IPCC caught out with an old, known, and uncorrected error pending their new AR5 report

UPDATE: 11:15AM PDT 8/20/13 The IPCC reads WUWT, and directly responds below – Anthony

Spot the error. The IPCC can’t.

Story submitted to WUWT by Tony Thomas


Leaked reports of the Fifth IPCC Report, due next month, say the IPCC experts are now 95% sure that human activities and emissions are the main cause of global warming since the 1950s.[1]

The same IPCC experts remain 100% sure that the Dakotas, Nebraska, Kansas, Oklahoma and Texas are homes to tropical forests, and that they have been since 1995.


But given a doubling of global CO2, they expect the central US tropical forest belt to shift eastwards to Minnesota, Wisconsin, Iowa and Illinois, even stretching east to Ohio, Michigan and Pennsylvania.

Looking at my own part of the world, I see that the IPCC has Papua-New Guinea, Indonesia and the Philippines currently covered in savannas, dry forests and woodlands. But with global CO2 doubling, the prairies of south-east Asia will surge northwards to Malaysia, Vietnam, Laos, Myanmar, even southern China.
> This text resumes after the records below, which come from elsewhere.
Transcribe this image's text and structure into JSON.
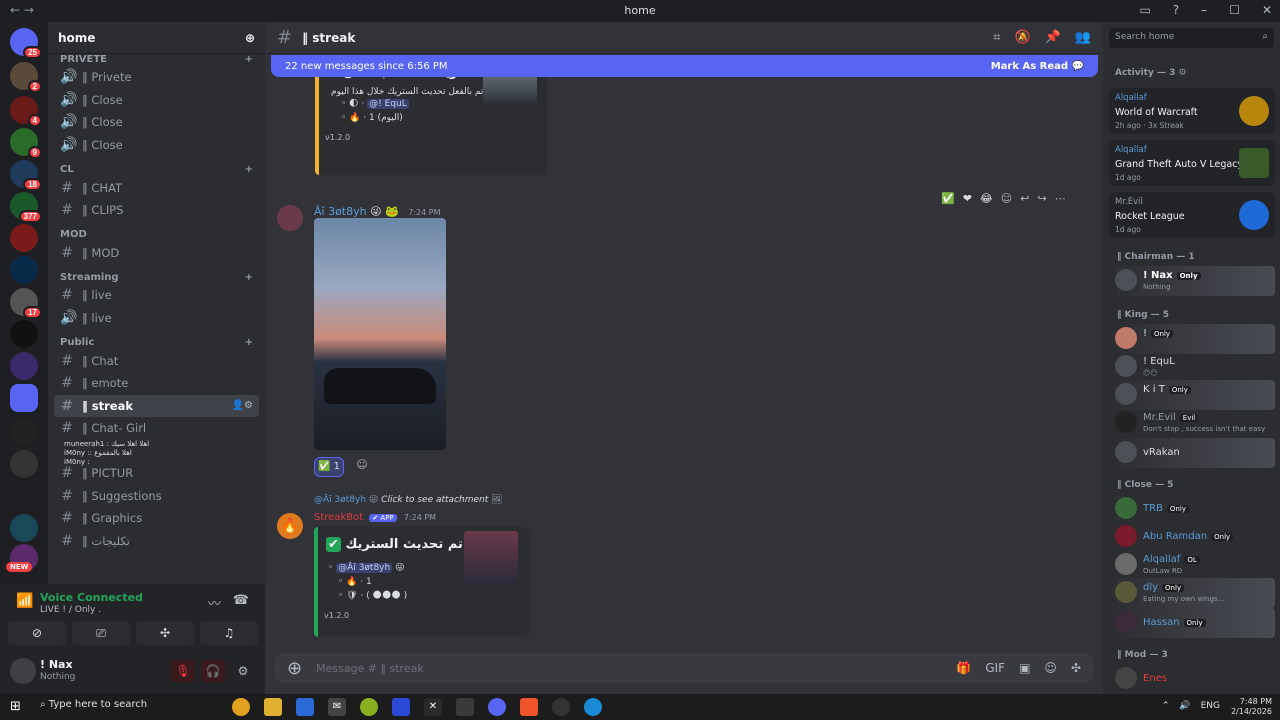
{
  "window": {
    "title": "home",
    "nav": "← →",
    "controls": [
      "▭",
      "?",
      "–",
      "☐",
      "✕"
    ]
  },
  "servers": {
    "badges": [
      "25",
      "2",
      "4",
      "9",
      "18",
      "377",
      "17"
    ],
    "new_badge": "NEW"
  },
  "channels": {
    "guild_name": "home",
    "sections": {
      "privete_header": "PRIVETE",
      "cl_header": "CL",
      "mod_header": "MOD",
      "streaming_header": "Streaming",
      "public_header": "Public"
    },
    "items": {
      "privete": "Privete",
      "close1": "Close",
      "close2": "Close",
      "close3": "Close",
      "chat_cl": "CHAT",
      "clips": "CLIPS",
      "mod": "MOD",
      "live1": "live",
      "live2": "live",
      "chat": "Chat",
      "emote": "emote",
      "streak": "streak",
      "chat_girl": "Chat- Girl",
      "pictur": "PICTUR",
      "suggestions": "Suggestions",
      "graphics": "Graphics",
      "arabic": "تكليجات"
    },
    "voice_users": [
      "muneerah1 : اهلا اهلا سيك",
      "iM0ny :: اهلا بالمقموع",
      "iM0ny :"
    ]
  },
  "voice": {
    "title": "Voice Connected",
    "sub": "LIVE ! / Only ."
  },
  "user": {
    "name": "! Nax",
    "status": "Nothing"
  },
  "chat": {
    "channel_name": "streak",
    "new_messages": "22 new messages since 6:56 PM",
    "mark_read": "Mark As Read",
    "embed1": {
      "title": "الستريك مُحدث بالفعل •",
      "line1": "تم بالفعل تحديث الستريك خلال هذا اليوم",
      "mention": "@! EquL",
      "line3": "1 (اليوم)",
      "version": "v1.2.0"
    },
    "msg2": {
      "author": "Āĭ 3øt8yh",
      "time": "7:24 PM",
      "reaction_count": "1"
    },
    "msg3": {
      "reply_author": "@Āĭ 3øt8yh",
      "reply_text": "Click to see attachment",
      "author": "StreakBot",
      "app_tag": "APP",
      "time": "7:24 PM",
      "title": "تم تحديث الستريك •",
      "mention": "@Āĭ 3øt8yh",
      "line2": "1",
      "line3": "( 🌑🌑🌑 )",
      "version": "v1.2.0"
    },
    "input_placeholder": "Message # ‖ streak"
  },
  "members": {
    "search_placeholder": "Search home",
    "activity_header": "Activity — 3",
    "activities": [
      {
        "who": "Alqallaf",
        "game": "World of Warcraft",
        "meta": "2h ago  ·  3x Streak"
      },
      {
        "who": "Alqallaf",
        "game": "Grand Theft Auto V Legacy",
        "meta": "1d ago"
      },
      {
        "who": "Mr.Evil",
        "game": "Rocket League",
        "meta": "1d ago"
      }
    ],
    "roles": {
      "chairman": "‖ Chairman — 1",
      "king": "‖ King — 5",
      "close": "‖ Close — 5",
      "mod": "‖ Mod — 3"
    },
    "list": {
      "nax": {
        "name": "! Nax",
        "tag": "Only",
        "sub": "Nothing"
      },
      "k1": {
        "name": "!",
        "tag": "Only"
      },
      "k2": {
        "name": "! EquL",
        "sub": "😶😶"
      },
      "k3": {
        "name": "K i T",
        "tag": "Only"
      },
      "k4": {
        "name": "Mr.Evil",
        "tag": "Evil",
        "sub": "Don't stop , success isn't that easy"
      },
      "k5": {
        "name": "vRakan"
      },
      "c1": {
        "name": "TRB",
        "tag": "Only"
      },
      "c2": {
        "name": "Abu Ramdan",
        "tag": "Only"
      },
      "c3": {
        "name": "Alqallaf",
        "tag": "OL",
        "sub": "OutLaw RD"
      },
      "c4": {
        "name": "dly",
        "tag": "Only",
        "sub": "Eating my own wings..."
      },
      "c5": {
        "name": "Hassan",
        "tag": "Only"
      },
      "m1": {
        "name": "Enes"
      }
    }
  },
  "taskbar": {
    "search": "Type here to search",
    "lang": "ENG",
    "time": "7:48 PM",
    "date": "2/14/2026"
  }
}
India, as in the map below, acquires tropical forests through about 70% of its area. For some reason, the IPCC’s tropical forest belt of northern Australia (most Aussies believe it is gum-tree land) advances south by about 1000km, such that tourists towns like Cairns and Townsville become surrounded by Congo-like vegetation, suitable for imported bonobos and, maybe, okapi.
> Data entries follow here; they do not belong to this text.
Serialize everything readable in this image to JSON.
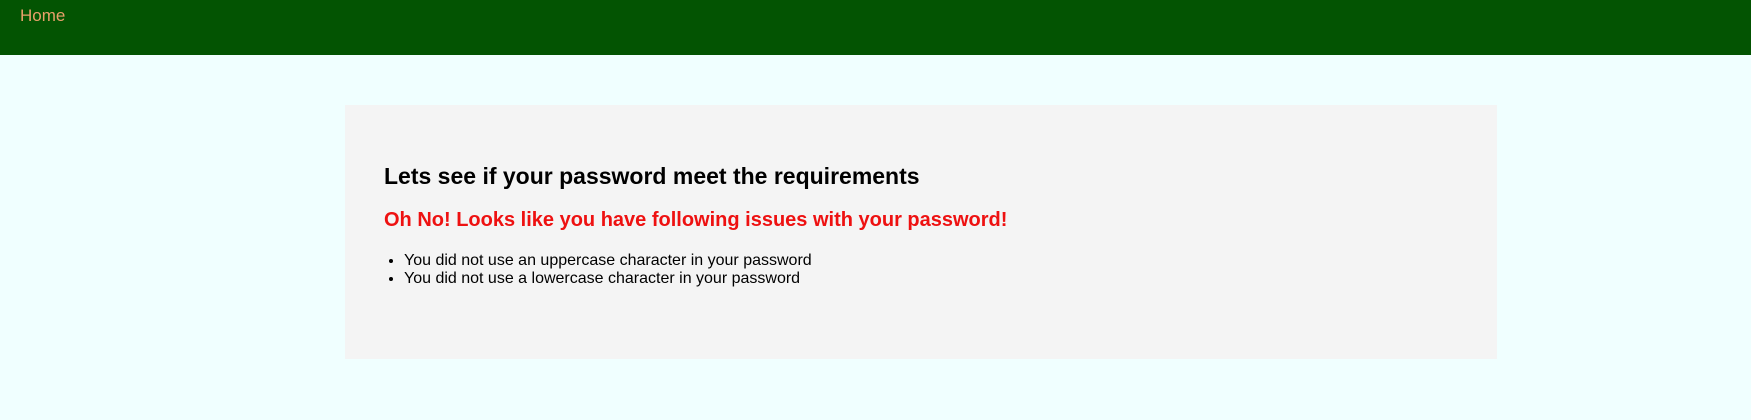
{
  "nav": {
    "home_label": "Home"
  },
  "card": {
    "title": "Lets see if your password meet the requirements",
    "error_heading": "Oh No! Looks like you have following issues with your password!",
    "issues": [
      "You did not use an uppercase character in your password",
      "You did not use a lowercase character in your password"
    ]
  },
  "colors": {
    "navbar_background": "#035402",
    "page_background": "#f0ffff",
    "card_background": "#f4f4f4",
    "nav_link": "#e8a06a",
    "error_text": "#ee1111"
  }
}
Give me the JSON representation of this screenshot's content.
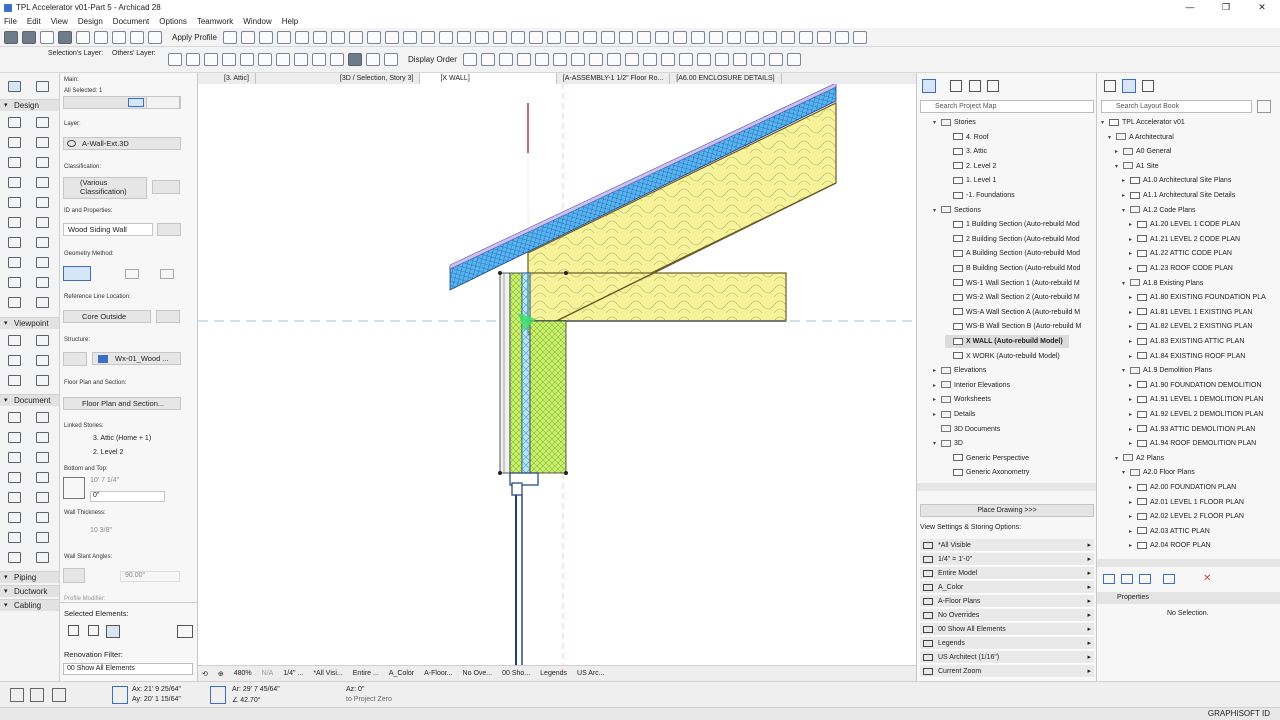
{
  "window": {
    "title": "TPL Accelerator v01-Part 5 - Archicad 28",
    "controls": [
      "—",
      "❐",
      "✕"
    ]
  },
  "menu": [
    "File",
    "Edit",
    "View",
    "Design",
    "Document",
    "Options",
    "Teamwork",
    "Window",
    "Help"
  ],
  "toolbar1": {
    "apply_profile": "Apply Profile"
  },
  "toolbar2": {
    "selections_layer": "Selection's Layer:",
    "others_layer": "Others' Layer:",
    "display_order": "Display Order"
  },
  "toolbox": {
    "main_label": "Main:",
    "sections": [
      "Design",
      "Viewpoint",
      "Document",
      "Piping",
      "Ductwork",
      "Cabling"
    ]
  },
  "infobox": {
    "all_selected": "All Selected: 1",
    "layer_label": "Layer:",
    "layer_value": "A-Wall-Ext.3D",
    "classification_label": "Classification:",
    "classification_value": "(Various Classification)",
    "id_label": "ID and Properties:",
    "id_value": "Wood Siding Wall",
    "geometry_label": "Geometry Method:",
    "refline_label": "Reference Line Location:",
    "refline_value": "Core Outside",
    "structure_label": "Structure:",
    "structure_value": "Wx-01_Wood ...",
    "floorplan_label": "Floor Plan and Section:",
    "floorplan_value": "Floor Plan and Section...",
    "linked_label": "Linked Stories:",
    "linked_top": "3. Attic (Home + 1)",
    "linked_bottom": "2. Level 2",
    "bottom_top_label": "Bottom and Top:",
    "bottom_top_1": "10' 7 1/4\"",
    "bottom_top_2": "0\"",
    "thickness_label": "Wall Thickness:",
    "thickness_value": "10 3/8\"",
    "slant_label": "Wall Slant Angles:",
    "slant_value": "90.00°",
    "profile_label": "Profile Modifier:",
    "selected_elements": "Selected Elements:",
    "renovation_label": "Renovation Filter:",
    "renovation_value": "00 Show All Elements"
  },
  "tabs": [
    "[3. Attic]",
    "[3D / Selection, Story 3]",
    "[X WALL]",
    "[A-ASSEMBLY-1 1/2\" Floor Ro...",
    "[A6.00 ENCLOSURE DETAILS]"
  ],
  "project_map": {
    "search_placeholder": "Search Project Map",
    "items": [
      {
        "label": "Stories",
        "indent": 1,
        "caret": "▾",
        "folder": true
      },
      {
        "label": "4. Roof",
        "indent": 2
      },
      {
        "label": "3. Attic",
        "indent": 2
      },
      {
        "label": "2. Level 2",
        "indent": 2
      },
      {
        "label": "1. Level 1",
        "indent": 2
      },
      {
        "label": "-1. Foundations",
        "indent": 2
      },
      {
        "label": "Sections",
        "indent": 1,
        "caret": "▾",
        "folder": true
      },
      {
        "label": "1 Building Section (Auto-rebuild Mod",
        "indent": 2
      },
      {
        "label": "2 Building Section (Auto-rebuild Mod",
        "indent": 2
      },
      {
        "label": "A Building Section (Auto-rebuild Mod",
        "indent": 2
      },
      {
        "label": "B Building Section (Auto-rebuild Mod",
        "indent": 2
      },
      {
        "label": "WS-1 Wall Section 1 (Auto-rebuild M",
        "indent": 2
      },
      {
        "label": "WS-2 Wall Section 2 (Auto-rebuild M",
        "indent": 2
      },
      {
        "label": "WS-A Wall Section A (Auto-rebuild M",
        "indent": 2
      },
      {
        "label": "WS-B Wall Section B (Auto-rebuild M",
        "indent": 2
      },
      {
        "label": "X WALL (Auto-rebuild Model)",
        "indent": 2,
        "selected": true
      },
      {
        "label": "X WORK (Auto-rebuild Model)",
        "indent": 2
      },
      {
        "label": "Elevations",
        "indent": 1,
        "caret": "▸",
        "folder": true
      },
      {
        "label": "Interior Elevations",
        "indent": 1,
        "caret": "▸",
        "folder": true
      },
      {
        "label": "Worksheets",
        "indent": 1,
        "caret": "▸",
        "folder": true
      },
      {
        "label": "Details",
        "indent": 1,
        "caret": "▸",
        "folder": true
      },
      {
        "label": "3D Documents",
        "indent": 1,
        "folder": true
      },
      {
        "label": "3D",
        "indent": 1,
        "caret": "▾",
        "folder": true
      },
      {
        "label": "Generic Perspective",
        "indent": 2
      },
      {
        "label": "Generic Axonometry",
        "indent": 2
      }
    ],
    "place_drawing": "Place Drawing >>>",
    "view_settings_label": "View Settings & Storing Options:",
    "view_settings": [
      "*All Visible",
      "1/4\"  =  1'-0\"",
      "Entire Model",
      "A_Color",
      "A-Floor Plans",
      "No Overrides",
      "00 Show All Elements",
      "Legends",
      "US Architect (1/16\")",
      "Current Zoom"
    ]
  },
  "layout_book": {
    "search_placeholder": "Search Layout Book",
    "items": [
      {
        "label": "TPL Accelerator v01",
        "indent": 0,
        "caret": "▾"
      },
      {
        "label": "A Architectural",
        "indent": 1,
        "caret": "▾",
        "folder": true
      },
      {
        "label": "A0 General",
        "indent": 2,
        "caret": "▸",
        "folder": true
      },
      {
        "label": "A1 Site",
        "indent": 2,
        "caret": "▾",
        "folder": true
      },
      {
        "label": "A1.0 Architectural Site Plans",
        "indent": 3,
        "caret": "▸"
      },
      {
        "label": "A1.1 Architectural Site Details",
        "indent": 3,
        "caret": "▸"
      },
      {
        "label": "A1.2 Code Plans",
        "indent": 3,
        "caret": "▾",
        "folder": true
      },
      {
        "label": "A1.20 LEVEL 1 CODE PLAN",
        "indent": 4,
        "caret": "▸"
      },
      {
        "label": "A1.21 LEVEL 2 CODE PLAN",
        "indent": 4,
        "caret": "▸"
      },
      {
        "label": "A1.22 ATTIC CODE PLAN",
        "indent": 4,
        "caret": "▸"
      },
      {
        "label": "A1.23 ROOF CODE PLAN",
        "indent": 4,
        "caret": "▸"
      },
      {
        "label": "A1.8 Existing Plans",
        "indent": 3,
        "caret": "▾",
        "folder": true
      },
      {
        "label": "A1.80 EXISTING FOUNDATION PLA",
        "indent": 4,
        "caret": "▸"
      },
      {
        "label": "A1.81 LEVEL 1 EXISTING PLAN",
        "indent": 4,
        "caret": "▸"
      },
      {
        "label": "A1.82 LEVEL 2 EXISTING PLAN",
        "indent": 4,
        "caret": "▸"
      },
      {
        "label": "A1.83 EXISTING ATTIC PLAN",
        "indent": 4,
        "caret": "▸"
      },
      {
        "label": "A1.84 EXISTING ROOF PLAN",
        "indent": 4,
        "caret": "▸"
      },
      {
        "label": "A1.9 Demolition Plans",
        "indent": 3,
        "caret": "▾",
        "folder": true
      },
      {
        "label": "A1.90 FOUNDATION DEMOLITION",
        "indent": 4,
        "caret": "▸"
      },
      {
        "label": "A1.91 LEVEL 1 DEMOLITION PLAN",
        "indent": 4,
        "caret": "▸"
      },
      {
        "label": "A1.92 LEVEL 2 DEMOLITION PLAN",
        "indent": 4,
        "caret": "▸"
      },
      {
        "label": "A1.93 ATTIC DEMOLITION PLAN",
        "indent": 4,
        "caret": "▸"
      },
      {
        "label": "A1.94 ROOF DEMOLITION PLAN",
        "indent": 4,
        "caret": "▸"
      },
      {
        "label": "A2 Plans",
        "indent": 2,
        "caret": "▾",
        "folder": true
      },
      {
        "label": "A2.0 Floor Plans",
        "indent": 3,
        "caret": "▾",
        "folder": true
      },
      {
        "label": "A2.00 FOUNDATION PLAN",
        "indent": 4,
        "caret": "▸"
      },
      {
        "label": "A2.01 LEVEL 1 FLOOR PLAN",
        "indent": 4,
        "caret": "▸"
      },
      {
        "label": "A2.02 LEVEL 2 FLOOR PLAN",
        "indent": 4,
        "caret": "▸"
      },
      {
        "label": "A2.03 ATTIC PLAN",
        "indent": 4,
        "caret": "▸"
      },
      {
        "label": "A2.04 ROOF PLAN",
        "indent": 4,
        "caret": "▸"
      }
    ],
    "properties_label": "Properties",
    "no_selection": "No Selection."
  },
  "bottom_bar": {
    "zoom": "480%",
    "na": "N/A",
    "scale": "1/4\" ...",
    "layers": "*All Visi...",
    "model": "Entire ...",
    "pen": "A_Color",
    "floor": "A-Floor...",
    "override": "No Ove...",
    "renovation": "00 Sho...",
    "legends": "Legends",
    "dim": "US Arc..."
  },
  "status": {
    "ax": "Ax: 21' 9 25/64\"",
    "ay": "Ay: 20' 1 15/64\"",
    "ar": "Ar: 29' 7 45/64\"",
    "angle": "∠ 42.70°",
    "az": "Az: 0\"",
    "to_zero": "to Project Zero",
    "brand": "GRAPHISOFT ID"
  }
}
Turning to South America, the Amazon rainforest is already mysteriously transformed by the IPCC into savannas, which with CO2 doubling will advance across the whole top half of South America.

[2]

It’s a funny old IPCC world. An error, perhaps? Nah. All these assertions are in the all-important Synthesis Report of 1995, where for the first time the IPCC plumped for “discernible” human-caused global warming.
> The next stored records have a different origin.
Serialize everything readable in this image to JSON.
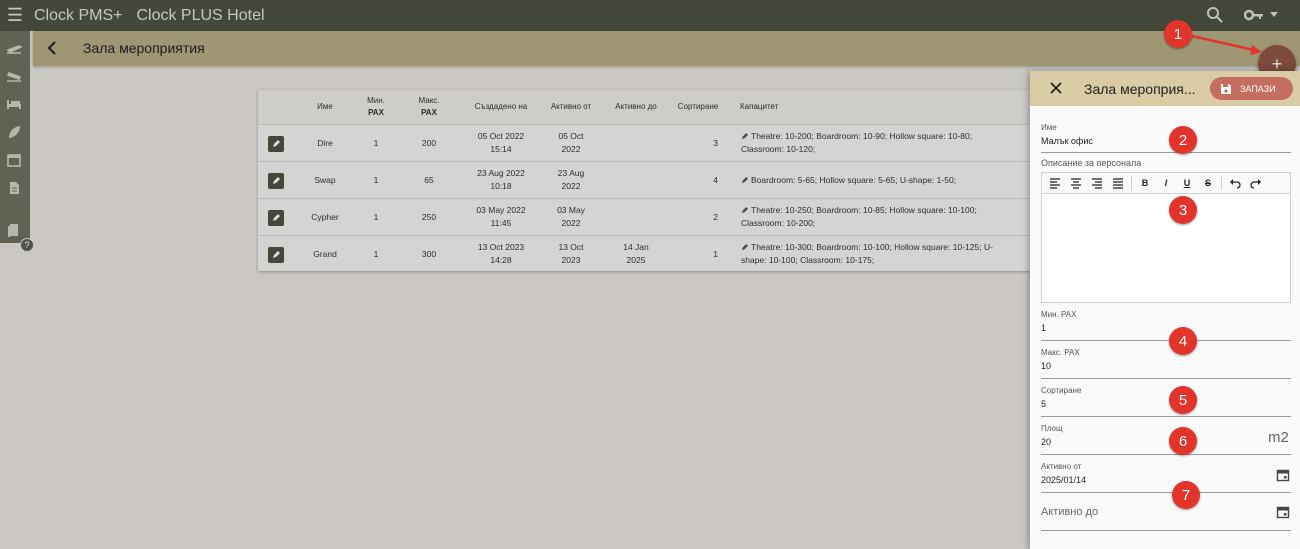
{
  "topbar": {
    "app_name": "Clock PMS+",
    "hotel_name": "Clock PLUS Hotel",
    "menu_icon": "menu-icon",
    "search_icon": "search-icon",
    "key_icon": "key-icon"
  },
  "page": {
    "title": "Зала мероприятия"
  },
  "table": {
    "headers": {
      "name": "Име",
      "min_pax_1": "Мин.",
      "min_pax_2": "PAX",
      "max_pax_1": "Макс.",
      "max_pax_2": "PAX",
      "created": "Създадено на",
      "active_from": "Активно от",
      "active_to": "Активно до",
      "sorting": "Сортиране",
      "capacity": "Капацитет"
    },
    "rows": [
      {
        "name": "Dire",
        "min": "1",
        "max": "200",
        "created_1": "05 Oct 2022",
        "created_2": "15:14",
        "from_1": "05 Oct",
        "from_2": "2022",
        "to_1": "",
        "to_2": "",
        "sort": "3",
        "cap_1": "Theatre: 10-200; Boardroom: 10-90; Hollow square: 10-80;",
        "cap_2": "Classroom: 10-120;"
      },
      {
        "name": "Swap",
        "min": "1",
        "max": "65",
        "created_1": "23 Aug 2022",
        "created_2": "10:18",
        "from_1": "23 Aug",
        "from_2": "2022",
        "to_1": "",
        "to_2": "",
        "sort": "4",
        "cap_1": "Boardroom: 5-65; Hollow square: 5-65; U-shape: 1-50;",
        "cap_2": ""
      },
      {
        "name": "Cypher",
        "min": "1",
        "max": "250",
        "created_1": "03 May 2022",
        "created_2": "11:45",
        "from_1": "03 May",
        "from_2": "2022",
        "to_1": "",
        "to_2": "",
        "sort": "2",
        "cap_1": "Theatre: 10-250; Boardroom: 10-85; Hollow square: 10-100;",
        "cap_2": "Classroom: 10-200;"
      },
      {
        "name": "Grand",
        "min": "1",
        "max": "300",
        "created_1": "13 Oct 2023",
        "created_2": "14:28",
        "from_1": "13 Oct",
        "from_2": "2023",
        "to_1": "14 Jan",
        "to_2": "2025",
        "sort": "1",
        "cap_1": "Theatre: 10-300; Boardroom: 10-100; Hollow square: 10-125; U-",
        "cap_2": "shape: 10-100; Classroom: 10-175;"
      }
    ]
  },
  "panel": {
    "title": "Зала мероприя...",
    "save_label": "ЗАПАЗИ",
    "name_label": "Име",
    "name_value": "Малък офис",
    "desc_label": "Описание за персонала",
    "min_label": "Мин. PAX",
    "min_value": "1",
    "max_label": "Макс. PAX",
    "max_value": "10",
    "sort_label": "Сортиране",
    "sort_value": "5",
    "area_label": "Площ",
    "area_value": "20",
    "area_unit": "m2",
    "from_label": "Активно от",
    "from_value": "2025/01/14",
    "to_placeholder": "Активно до"
  },
  "toolbar": {
    "bold": "B",
    "italic": "I",
    "underline": "U",
    "strike": "S"
  },
  "fab": {
    "label": "+"
  },
  "markers": [
    "1",
    "2",
    "3",
    "4",
    "5",
    "6",
    "7"
  ],
  "colors": {
    "topbar": "#4d5242",
    "pagebar": "#b6ab83",
    "panel_header": "#d9cca5",
    "save_button": "#c56e5f",
    "fab": "#7c4b3d",
    "marker": "#e2342a"
  }
}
The IPCC also has tropical forests in Dakotas and parts of the Mississippi Valley.

The IPCC’s forest weirdness has been pointed out to the IPCC experts for at least for the past six years. The first chair of the IPCC was Bert Bolin (from 1988-97). In 2007 he footnoted in his 2007 book, A History of the Science and Politics of Climate Change: The Role of the IPCC  (p253):

As a curiosity, it might be interesting to note that there is a major error in Figure 2 of the (1995)  Working Group 11 summary for policy makers in that the two eco-systems ‘Savannah, dry forests, woodland’ and ‘Tropical Forests’ have been interchanged, but I have not seen this corrected anywhere in the IPCC publications.

I came across the footnote early last year when scribbling a piece for Quadrant  on the IPCC’s origins. I looked up the IPCC maps and,  five years after Bolin’s prompting, they remained unchanged.

So in February, 2012, I wrote off to Renate Christ, the IPCC’s secretary in Switzerland, carefully following the steps for a complainant as outlined in a 2011 IPCC protocol for error correction.

An error in a  ‘Synthesis Report’ has to set off special alarm bells in the IPCC. Responsibility, the protocol says, rests with the IPCC chair (Dr Pachauri) himself. Both he and the co-chairs of the relevant working group at the time of the assessment, “will be kept informed of the evaluation and participate as appropriate.”

The protocol’s details are even more stringent: All Working Group co-chairs and the executive committee have to get involved. They, in turn, may need to consult their predecessors about it.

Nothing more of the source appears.